I must implement searching feature which has the capacity to rapidly perform arbitrary complex queries to XML-data. When the user constitutes a query, all XML files should be looked to locate possible matches. The customers may have plenty of XML-Files (a couple of 10000 or even more) that are typically a couple of kilobytes in dimensions. All of the XML-files have almost exactly the same structure.
I already benchmarked XPath, it's not fast enough for me.
How will it be achieved most effectively? It's easy to create indexes for that items in the XML files (protecting content semantics, not only plain fulltext search)?
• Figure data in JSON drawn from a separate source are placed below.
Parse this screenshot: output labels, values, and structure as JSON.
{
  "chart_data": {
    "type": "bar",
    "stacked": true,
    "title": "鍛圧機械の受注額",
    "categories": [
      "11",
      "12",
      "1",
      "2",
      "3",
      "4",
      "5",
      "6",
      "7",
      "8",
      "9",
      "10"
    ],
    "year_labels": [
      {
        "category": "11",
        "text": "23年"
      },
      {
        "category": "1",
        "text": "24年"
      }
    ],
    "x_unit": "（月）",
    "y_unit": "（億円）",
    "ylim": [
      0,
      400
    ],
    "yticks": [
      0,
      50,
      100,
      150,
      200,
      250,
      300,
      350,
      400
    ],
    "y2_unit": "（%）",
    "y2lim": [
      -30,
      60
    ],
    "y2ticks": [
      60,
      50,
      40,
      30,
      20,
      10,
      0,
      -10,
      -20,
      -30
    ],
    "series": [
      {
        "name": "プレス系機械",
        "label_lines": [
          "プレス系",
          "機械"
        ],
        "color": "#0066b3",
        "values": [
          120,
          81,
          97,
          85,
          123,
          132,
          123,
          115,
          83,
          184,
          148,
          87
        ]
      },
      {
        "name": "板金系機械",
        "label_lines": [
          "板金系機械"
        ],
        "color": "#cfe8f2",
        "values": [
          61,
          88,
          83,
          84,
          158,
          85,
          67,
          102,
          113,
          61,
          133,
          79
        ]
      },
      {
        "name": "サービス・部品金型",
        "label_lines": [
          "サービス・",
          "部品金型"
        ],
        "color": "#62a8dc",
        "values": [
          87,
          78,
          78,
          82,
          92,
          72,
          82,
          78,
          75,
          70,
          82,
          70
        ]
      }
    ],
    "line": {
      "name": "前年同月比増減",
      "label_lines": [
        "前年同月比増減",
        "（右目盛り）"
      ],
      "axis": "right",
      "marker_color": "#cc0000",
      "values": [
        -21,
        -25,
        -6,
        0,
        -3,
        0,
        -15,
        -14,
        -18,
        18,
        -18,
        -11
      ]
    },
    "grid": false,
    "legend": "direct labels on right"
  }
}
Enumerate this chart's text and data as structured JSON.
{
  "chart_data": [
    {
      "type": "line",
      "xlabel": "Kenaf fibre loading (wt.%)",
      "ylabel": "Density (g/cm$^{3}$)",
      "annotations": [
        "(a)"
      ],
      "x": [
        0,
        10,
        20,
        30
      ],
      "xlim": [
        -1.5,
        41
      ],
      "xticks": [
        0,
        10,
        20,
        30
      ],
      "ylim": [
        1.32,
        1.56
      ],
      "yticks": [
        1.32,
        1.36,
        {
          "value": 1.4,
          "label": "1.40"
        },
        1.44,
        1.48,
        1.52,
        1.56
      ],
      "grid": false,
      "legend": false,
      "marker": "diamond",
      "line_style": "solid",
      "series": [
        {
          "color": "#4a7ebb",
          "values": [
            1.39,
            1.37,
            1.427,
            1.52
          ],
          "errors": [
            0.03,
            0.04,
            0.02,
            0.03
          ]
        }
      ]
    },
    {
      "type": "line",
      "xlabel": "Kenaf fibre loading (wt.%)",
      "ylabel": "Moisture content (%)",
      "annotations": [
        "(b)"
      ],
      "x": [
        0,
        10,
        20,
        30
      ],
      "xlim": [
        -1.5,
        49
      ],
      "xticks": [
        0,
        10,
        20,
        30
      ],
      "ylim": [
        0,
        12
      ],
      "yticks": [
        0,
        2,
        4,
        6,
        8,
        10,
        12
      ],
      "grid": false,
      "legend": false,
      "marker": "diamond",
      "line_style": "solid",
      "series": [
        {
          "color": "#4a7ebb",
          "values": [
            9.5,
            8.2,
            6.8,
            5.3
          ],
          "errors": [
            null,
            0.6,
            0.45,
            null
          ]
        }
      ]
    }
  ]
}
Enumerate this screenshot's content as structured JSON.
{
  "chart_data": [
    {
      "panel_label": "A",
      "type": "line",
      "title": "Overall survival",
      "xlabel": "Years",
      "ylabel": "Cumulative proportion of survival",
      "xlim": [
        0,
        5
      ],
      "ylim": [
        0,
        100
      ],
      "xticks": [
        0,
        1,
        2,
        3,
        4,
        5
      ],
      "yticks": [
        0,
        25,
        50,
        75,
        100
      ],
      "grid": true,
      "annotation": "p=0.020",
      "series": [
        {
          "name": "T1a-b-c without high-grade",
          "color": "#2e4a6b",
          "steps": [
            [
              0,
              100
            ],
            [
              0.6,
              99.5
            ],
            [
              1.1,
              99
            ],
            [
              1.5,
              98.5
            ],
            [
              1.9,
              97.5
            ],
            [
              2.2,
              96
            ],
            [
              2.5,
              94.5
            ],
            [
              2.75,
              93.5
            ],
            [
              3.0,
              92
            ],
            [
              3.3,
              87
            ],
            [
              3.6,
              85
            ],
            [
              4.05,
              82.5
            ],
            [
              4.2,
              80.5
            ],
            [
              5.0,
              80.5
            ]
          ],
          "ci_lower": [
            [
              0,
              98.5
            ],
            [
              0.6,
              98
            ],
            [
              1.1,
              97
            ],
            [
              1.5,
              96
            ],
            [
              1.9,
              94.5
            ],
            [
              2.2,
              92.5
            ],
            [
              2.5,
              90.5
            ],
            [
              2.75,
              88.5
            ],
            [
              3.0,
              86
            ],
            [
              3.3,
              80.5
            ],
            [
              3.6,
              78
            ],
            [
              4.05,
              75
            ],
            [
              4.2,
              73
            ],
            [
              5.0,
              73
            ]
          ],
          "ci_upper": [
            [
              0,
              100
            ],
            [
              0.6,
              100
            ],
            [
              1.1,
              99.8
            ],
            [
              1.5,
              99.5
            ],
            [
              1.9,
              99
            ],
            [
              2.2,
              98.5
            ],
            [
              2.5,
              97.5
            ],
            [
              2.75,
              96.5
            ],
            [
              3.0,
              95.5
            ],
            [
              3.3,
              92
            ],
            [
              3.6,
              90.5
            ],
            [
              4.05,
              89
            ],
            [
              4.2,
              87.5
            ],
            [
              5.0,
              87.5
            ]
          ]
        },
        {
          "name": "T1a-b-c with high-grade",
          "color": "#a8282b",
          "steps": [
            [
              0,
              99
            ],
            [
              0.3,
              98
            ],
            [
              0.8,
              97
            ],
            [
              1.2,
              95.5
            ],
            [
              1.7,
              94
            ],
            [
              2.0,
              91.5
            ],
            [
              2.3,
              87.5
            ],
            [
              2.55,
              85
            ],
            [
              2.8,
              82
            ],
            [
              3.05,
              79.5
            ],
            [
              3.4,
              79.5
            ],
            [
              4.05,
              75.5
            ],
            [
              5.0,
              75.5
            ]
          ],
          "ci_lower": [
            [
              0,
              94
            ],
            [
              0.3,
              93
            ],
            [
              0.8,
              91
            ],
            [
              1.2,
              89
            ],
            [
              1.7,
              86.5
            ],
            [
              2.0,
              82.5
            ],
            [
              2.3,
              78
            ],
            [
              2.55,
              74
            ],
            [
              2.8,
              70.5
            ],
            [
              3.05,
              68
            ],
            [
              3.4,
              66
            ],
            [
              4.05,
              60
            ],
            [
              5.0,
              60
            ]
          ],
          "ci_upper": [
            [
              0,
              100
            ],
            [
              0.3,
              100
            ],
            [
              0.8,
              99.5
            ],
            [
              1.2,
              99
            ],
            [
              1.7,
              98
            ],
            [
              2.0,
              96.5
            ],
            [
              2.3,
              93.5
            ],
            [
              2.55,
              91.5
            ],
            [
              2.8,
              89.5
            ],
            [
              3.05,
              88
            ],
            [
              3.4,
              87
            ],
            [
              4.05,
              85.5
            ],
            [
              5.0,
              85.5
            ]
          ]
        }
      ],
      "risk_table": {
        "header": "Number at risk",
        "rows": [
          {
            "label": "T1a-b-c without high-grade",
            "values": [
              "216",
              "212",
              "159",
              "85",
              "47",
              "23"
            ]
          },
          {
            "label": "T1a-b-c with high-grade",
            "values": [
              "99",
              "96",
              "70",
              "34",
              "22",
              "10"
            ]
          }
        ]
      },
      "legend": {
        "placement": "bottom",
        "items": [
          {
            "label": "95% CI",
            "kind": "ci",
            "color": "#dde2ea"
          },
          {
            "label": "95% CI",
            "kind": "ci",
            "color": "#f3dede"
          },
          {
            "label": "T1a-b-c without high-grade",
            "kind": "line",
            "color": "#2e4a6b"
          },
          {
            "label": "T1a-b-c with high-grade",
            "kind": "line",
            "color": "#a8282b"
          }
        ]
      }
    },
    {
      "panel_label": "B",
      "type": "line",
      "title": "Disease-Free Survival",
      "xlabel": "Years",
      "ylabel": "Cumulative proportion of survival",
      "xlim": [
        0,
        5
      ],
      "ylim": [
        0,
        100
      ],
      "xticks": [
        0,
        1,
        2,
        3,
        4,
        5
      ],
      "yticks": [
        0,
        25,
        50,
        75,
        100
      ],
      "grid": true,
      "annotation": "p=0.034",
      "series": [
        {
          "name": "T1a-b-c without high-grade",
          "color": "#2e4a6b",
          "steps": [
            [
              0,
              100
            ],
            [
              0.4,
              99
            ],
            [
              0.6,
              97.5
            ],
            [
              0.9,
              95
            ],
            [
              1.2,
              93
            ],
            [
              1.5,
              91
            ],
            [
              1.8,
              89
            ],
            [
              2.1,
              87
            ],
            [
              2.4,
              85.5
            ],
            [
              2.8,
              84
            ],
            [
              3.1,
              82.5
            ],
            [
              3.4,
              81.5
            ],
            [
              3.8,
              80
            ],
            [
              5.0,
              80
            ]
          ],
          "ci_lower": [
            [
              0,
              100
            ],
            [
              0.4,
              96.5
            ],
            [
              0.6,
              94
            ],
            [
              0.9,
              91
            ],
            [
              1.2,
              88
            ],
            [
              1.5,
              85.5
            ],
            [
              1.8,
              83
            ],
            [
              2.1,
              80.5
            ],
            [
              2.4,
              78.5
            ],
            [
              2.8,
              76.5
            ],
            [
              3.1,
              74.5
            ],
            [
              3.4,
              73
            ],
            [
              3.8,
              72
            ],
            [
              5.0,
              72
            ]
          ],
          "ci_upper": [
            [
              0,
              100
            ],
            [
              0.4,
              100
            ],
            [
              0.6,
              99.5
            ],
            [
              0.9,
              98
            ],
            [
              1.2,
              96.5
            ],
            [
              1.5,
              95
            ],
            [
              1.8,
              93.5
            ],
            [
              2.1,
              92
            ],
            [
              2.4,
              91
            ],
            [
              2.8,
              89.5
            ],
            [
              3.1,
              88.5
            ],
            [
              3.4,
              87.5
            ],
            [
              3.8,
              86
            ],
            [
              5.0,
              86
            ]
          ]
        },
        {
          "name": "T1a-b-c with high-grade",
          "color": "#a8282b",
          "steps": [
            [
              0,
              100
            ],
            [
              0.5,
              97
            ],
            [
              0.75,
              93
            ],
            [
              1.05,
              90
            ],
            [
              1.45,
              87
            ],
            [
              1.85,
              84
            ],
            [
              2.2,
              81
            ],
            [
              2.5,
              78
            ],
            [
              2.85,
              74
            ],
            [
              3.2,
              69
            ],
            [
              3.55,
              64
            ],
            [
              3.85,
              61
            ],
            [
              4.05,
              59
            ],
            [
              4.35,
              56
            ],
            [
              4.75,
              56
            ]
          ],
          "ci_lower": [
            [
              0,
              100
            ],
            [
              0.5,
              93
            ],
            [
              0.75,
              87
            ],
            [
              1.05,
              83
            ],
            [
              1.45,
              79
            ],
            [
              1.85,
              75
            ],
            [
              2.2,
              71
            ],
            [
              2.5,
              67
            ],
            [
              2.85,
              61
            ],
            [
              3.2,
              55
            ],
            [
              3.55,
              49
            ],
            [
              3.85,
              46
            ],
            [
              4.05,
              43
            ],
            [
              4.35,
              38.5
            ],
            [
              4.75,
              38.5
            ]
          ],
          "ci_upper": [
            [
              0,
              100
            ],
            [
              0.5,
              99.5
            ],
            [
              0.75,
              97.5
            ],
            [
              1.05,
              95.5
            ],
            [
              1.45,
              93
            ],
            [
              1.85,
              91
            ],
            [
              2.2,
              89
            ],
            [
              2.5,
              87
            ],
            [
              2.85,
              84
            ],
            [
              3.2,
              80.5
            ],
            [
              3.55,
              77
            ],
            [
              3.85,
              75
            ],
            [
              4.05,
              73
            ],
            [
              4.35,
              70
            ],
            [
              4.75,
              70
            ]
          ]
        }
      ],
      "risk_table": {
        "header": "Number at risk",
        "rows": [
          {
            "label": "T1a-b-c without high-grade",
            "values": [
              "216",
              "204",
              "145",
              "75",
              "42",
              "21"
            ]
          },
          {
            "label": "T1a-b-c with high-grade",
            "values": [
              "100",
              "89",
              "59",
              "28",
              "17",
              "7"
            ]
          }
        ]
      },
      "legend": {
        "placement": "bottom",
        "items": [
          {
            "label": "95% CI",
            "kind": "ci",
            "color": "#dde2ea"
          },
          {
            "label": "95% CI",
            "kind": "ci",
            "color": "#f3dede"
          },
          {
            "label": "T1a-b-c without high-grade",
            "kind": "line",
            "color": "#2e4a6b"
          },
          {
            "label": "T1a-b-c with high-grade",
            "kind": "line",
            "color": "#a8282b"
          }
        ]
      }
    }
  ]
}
Could it be helpful to place the XML data into an (embedded) SQL database and perform the queries with SQL?
The other options have i got?
Do not attempt an re-invent the wheel!
I'd import the XML right into a database(eg SQLite) (plus meta data, XML information), and query that.
You can implement a 'drop folder' that is 'indexed'/imported upon first run. A Folder watcher could be carried out to ONLY update new/changes to XML files. SQLite could be run in memeory for that quickest I/O performance.
The quickest strategy is to produce your personal in memory type of data obtainable in XML, convert it to simple objects and straightforward types, and organize it within the structure that meets your queries best. Index it furthermore as right for your condition (using Dictionary/SortedDictionary). This method is going to be considerably faster then your one with using SQL database, and taking advantage of SQL database may also be much faster then querying each XML. With respect to the complexity of the queries, this might vary from a reasonably simple factor to complete, to some very difficult by which situation you need to certainly choose embedded database.
The SQL Server 2005+ enables for creating XML indexes. The queries could be carried out around the SQL server, without locating the XML data around the application side. This feature exists within the free Express edition.
For indexing the items in xml: use Lucene (along with a .internet based implementation from it). This will help you to rapidly retrieve the xml paperwork which contain some specific values then you definitely might be more conscious of these ones.